Model builders will develop their own preferences for constructing their balsa planes over time. Work with an adhesive that makes you comfortable and confident in your finished product.

Some balsa kits come with generic glues, which may work at times but fail at others. If you are unsure about the glue you receive in your kit, use a strong epoxy or wood glue for the balsa. Take the time to explore your adhesive options. Some glues seal instantly and will not allow you to correct any mistakes. Others shift a little after gluing and you easily dissolve them with acetone or another solvent.

Remember that adhesives hold balsa wood in place, but also stick to clothing and skin. Keep rags or paper towels, as well as a solvent, on hand to clean up spills.

Sundry Tools

Balsa building kits will come with a lot of instructions and tools but not everything you need.
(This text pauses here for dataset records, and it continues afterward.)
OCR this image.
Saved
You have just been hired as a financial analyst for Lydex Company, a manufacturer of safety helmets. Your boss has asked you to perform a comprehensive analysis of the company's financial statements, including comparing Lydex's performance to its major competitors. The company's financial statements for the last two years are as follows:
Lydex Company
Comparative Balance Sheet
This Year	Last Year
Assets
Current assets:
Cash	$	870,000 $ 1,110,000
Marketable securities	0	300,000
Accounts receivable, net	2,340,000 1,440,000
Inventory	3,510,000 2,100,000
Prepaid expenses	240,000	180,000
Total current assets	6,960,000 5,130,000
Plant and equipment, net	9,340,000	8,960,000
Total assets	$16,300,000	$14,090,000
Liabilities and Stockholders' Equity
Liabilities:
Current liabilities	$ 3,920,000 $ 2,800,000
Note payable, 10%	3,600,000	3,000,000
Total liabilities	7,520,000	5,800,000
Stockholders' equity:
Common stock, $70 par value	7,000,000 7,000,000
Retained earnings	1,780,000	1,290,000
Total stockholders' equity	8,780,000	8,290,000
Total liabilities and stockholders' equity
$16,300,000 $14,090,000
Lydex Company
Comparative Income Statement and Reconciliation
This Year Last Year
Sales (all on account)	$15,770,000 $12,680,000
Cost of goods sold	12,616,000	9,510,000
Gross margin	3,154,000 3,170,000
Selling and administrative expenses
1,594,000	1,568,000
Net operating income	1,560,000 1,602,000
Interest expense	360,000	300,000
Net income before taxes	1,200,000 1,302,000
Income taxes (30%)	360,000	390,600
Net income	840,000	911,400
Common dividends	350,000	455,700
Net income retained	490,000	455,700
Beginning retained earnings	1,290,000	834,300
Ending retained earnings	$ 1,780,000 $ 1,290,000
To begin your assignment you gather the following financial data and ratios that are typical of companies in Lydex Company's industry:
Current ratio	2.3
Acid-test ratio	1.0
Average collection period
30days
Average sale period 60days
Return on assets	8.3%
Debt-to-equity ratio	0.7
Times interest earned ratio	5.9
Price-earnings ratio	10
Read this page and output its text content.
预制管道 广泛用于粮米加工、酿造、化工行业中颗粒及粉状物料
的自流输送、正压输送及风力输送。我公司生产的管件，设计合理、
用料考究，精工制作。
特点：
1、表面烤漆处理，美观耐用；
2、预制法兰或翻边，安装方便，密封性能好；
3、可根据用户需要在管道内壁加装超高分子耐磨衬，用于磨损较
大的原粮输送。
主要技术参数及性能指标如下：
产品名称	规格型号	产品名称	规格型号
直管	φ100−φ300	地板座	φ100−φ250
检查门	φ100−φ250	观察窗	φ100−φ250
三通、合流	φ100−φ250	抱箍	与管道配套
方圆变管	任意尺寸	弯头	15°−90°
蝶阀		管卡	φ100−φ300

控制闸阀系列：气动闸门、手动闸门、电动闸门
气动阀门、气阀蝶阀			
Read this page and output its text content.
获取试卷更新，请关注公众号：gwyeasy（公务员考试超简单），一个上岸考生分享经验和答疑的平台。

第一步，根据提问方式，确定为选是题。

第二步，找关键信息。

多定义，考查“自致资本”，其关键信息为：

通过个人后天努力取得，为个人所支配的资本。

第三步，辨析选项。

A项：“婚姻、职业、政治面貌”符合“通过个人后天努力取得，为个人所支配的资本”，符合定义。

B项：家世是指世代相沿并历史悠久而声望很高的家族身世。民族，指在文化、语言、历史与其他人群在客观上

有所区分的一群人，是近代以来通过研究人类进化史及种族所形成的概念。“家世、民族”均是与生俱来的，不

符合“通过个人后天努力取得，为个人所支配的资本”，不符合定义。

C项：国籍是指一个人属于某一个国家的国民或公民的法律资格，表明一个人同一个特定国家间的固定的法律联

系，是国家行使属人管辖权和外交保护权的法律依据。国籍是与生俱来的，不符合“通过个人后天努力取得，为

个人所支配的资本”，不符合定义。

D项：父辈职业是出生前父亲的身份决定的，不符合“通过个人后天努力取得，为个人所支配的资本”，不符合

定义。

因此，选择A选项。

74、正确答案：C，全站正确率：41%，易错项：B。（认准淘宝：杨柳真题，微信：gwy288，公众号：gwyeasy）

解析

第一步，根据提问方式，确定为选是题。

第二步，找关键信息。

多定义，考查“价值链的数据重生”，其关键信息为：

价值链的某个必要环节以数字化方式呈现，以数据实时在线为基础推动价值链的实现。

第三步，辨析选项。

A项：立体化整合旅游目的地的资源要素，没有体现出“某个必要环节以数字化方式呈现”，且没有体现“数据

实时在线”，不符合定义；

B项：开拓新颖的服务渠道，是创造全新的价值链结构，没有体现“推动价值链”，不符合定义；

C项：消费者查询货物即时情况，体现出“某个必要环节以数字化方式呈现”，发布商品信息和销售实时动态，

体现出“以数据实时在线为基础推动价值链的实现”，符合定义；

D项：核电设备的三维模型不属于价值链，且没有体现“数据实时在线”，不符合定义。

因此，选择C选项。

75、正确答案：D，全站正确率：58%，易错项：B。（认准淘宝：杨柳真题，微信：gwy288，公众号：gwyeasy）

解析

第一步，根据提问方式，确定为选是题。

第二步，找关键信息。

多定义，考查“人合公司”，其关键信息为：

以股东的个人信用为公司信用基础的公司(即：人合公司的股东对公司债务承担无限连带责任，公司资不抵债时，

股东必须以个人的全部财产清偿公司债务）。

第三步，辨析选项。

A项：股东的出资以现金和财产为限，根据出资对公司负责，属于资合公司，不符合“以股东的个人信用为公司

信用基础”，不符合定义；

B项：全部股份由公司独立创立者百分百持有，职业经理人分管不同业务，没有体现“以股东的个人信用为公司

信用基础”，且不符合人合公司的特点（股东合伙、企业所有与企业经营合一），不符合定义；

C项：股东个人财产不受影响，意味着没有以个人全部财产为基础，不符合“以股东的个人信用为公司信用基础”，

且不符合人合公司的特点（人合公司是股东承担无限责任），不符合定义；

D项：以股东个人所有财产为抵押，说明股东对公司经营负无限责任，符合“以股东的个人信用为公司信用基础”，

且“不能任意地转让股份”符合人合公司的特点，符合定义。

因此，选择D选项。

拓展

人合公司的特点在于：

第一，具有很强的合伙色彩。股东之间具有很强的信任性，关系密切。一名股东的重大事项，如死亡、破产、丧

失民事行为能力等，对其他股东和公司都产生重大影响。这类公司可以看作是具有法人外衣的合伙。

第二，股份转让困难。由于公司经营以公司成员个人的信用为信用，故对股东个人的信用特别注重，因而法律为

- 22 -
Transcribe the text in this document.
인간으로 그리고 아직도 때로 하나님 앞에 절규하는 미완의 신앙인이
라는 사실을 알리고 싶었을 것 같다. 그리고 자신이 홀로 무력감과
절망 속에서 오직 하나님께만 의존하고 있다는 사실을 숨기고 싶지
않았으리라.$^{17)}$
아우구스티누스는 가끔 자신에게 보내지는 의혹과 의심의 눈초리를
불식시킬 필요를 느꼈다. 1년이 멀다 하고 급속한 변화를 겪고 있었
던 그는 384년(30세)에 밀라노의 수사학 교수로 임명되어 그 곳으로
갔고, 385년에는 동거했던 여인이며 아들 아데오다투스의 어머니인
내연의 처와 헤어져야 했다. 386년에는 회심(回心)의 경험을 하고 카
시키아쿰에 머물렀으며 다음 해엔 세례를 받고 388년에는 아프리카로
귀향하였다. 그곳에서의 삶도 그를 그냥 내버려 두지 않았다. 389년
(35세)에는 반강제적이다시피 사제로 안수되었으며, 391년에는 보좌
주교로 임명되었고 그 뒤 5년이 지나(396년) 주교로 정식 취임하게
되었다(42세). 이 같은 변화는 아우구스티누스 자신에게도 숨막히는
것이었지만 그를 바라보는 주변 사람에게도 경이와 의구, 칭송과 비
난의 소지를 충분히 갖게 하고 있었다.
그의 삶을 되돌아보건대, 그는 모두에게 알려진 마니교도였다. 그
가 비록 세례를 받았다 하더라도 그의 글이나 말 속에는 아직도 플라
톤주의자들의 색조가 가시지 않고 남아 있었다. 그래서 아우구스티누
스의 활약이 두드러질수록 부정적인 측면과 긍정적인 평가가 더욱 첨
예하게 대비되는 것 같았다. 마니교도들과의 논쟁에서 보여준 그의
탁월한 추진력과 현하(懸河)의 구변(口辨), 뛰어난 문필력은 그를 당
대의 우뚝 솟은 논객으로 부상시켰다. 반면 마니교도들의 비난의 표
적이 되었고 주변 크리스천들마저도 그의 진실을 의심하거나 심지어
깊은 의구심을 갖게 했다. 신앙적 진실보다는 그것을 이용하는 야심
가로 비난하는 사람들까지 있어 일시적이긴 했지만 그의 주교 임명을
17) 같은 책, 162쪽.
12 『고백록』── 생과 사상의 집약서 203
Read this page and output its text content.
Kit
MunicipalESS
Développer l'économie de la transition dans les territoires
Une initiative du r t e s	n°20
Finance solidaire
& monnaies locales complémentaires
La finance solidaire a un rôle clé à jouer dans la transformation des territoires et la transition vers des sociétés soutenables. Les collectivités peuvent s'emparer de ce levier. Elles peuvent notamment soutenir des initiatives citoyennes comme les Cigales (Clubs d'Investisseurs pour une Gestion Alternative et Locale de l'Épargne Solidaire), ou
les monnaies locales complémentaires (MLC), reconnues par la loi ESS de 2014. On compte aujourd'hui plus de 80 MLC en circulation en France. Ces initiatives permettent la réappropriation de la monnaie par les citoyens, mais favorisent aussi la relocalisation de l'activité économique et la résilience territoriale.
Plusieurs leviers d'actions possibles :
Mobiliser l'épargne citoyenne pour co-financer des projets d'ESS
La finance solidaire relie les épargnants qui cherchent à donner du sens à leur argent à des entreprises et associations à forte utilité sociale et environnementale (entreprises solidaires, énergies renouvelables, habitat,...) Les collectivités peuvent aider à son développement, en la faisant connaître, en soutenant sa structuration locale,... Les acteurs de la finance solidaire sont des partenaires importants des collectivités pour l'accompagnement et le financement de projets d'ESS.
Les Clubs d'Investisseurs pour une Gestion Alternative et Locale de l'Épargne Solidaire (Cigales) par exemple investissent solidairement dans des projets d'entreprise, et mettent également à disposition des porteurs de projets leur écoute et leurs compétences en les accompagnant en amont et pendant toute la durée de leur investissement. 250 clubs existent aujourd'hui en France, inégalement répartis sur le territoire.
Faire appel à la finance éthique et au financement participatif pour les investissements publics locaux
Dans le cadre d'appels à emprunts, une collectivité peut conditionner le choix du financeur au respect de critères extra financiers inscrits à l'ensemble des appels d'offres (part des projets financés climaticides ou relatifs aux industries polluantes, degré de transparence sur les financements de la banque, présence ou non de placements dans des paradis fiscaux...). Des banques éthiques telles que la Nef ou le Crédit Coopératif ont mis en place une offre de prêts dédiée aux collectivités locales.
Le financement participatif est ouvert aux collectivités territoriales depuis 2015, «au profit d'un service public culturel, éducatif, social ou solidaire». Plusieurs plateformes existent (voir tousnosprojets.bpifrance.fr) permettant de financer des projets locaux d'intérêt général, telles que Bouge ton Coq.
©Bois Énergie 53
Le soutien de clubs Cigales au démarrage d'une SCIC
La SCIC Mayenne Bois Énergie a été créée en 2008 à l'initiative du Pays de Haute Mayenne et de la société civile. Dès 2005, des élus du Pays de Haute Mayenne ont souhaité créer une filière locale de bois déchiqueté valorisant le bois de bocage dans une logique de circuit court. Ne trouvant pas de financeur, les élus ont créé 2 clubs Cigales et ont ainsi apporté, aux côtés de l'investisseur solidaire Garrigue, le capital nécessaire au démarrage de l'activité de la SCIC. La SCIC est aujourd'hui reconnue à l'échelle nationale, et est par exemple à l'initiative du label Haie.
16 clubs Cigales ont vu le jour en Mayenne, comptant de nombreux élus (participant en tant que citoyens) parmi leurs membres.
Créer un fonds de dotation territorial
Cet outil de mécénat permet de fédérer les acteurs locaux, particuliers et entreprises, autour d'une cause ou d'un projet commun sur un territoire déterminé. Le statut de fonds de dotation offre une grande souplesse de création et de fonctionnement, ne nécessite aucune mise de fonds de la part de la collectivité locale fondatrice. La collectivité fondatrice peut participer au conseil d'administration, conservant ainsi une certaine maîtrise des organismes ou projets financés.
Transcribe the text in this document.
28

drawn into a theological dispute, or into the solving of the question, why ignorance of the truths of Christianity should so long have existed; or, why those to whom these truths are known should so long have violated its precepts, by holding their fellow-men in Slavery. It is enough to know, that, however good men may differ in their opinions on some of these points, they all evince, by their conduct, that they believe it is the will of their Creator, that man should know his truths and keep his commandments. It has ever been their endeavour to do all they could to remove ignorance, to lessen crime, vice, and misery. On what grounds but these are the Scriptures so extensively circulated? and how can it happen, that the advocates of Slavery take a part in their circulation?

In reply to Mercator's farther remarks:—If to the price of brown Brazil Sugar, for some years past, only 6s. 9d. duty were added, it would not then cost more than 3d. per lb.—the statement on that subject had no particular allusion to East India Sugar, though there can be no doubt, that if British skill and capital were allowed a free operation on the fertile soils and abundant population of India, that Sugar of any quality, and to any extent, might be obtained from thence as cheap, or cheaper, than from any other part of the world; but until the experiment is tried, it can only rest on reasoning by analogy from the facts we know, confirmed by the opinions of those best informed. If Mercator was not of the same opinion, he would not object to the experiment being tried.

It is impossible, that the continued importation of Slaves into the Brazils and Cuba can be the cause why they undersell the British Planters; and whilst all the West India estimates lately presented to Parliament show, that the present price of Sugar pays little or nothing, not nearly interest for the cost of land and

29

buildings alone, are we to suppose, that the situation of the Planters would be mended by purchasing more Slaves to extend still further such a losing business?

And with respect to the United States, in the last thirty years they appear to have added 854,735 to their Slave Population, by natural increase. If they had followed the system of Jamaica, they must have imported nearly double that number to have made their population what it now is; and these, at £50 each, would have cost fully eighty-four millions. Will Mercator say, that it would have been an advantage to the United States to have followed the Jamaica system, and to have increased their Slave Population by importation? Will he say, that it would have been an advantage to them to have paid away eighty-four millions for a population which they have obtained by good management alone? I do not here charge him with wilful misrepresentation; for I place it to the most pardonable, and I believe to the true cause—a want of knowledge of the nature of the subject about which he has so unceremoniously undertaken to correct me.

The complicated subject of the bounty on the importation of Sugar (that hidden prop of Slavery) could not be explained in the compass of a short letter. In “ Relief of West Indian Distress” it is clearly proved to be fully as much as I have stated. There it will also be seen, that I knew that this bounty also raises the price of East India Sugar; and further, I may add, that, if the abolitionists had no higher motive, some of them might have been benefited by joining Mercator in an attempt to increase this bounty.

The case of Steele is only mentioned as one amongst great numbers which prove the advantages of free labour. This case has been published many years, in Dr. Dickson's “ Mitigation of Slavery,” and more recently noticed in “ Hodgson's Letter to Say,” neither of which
Sandpaper is an important tool to get a smooth and even finish on your balsa plane. If possible, use a variety of grits, from fine to coarse. Roughing up an area with coarse-grit paper and sanding gradually down to fine-grit creates an overall smooth appearance on the plane.

Keep a sanding block handy. Sanding small areas with your hands are fine, but for larger models, you fingers can apply uneven pressure across the balsa’s surface. A block will provide constant and even pressure over the whole surface.

Have a variety of knives or razors, saw blades, screwdrivers and other basic tools on hand. Like the adhesive, work with tools that you know you can use, to avoid injury.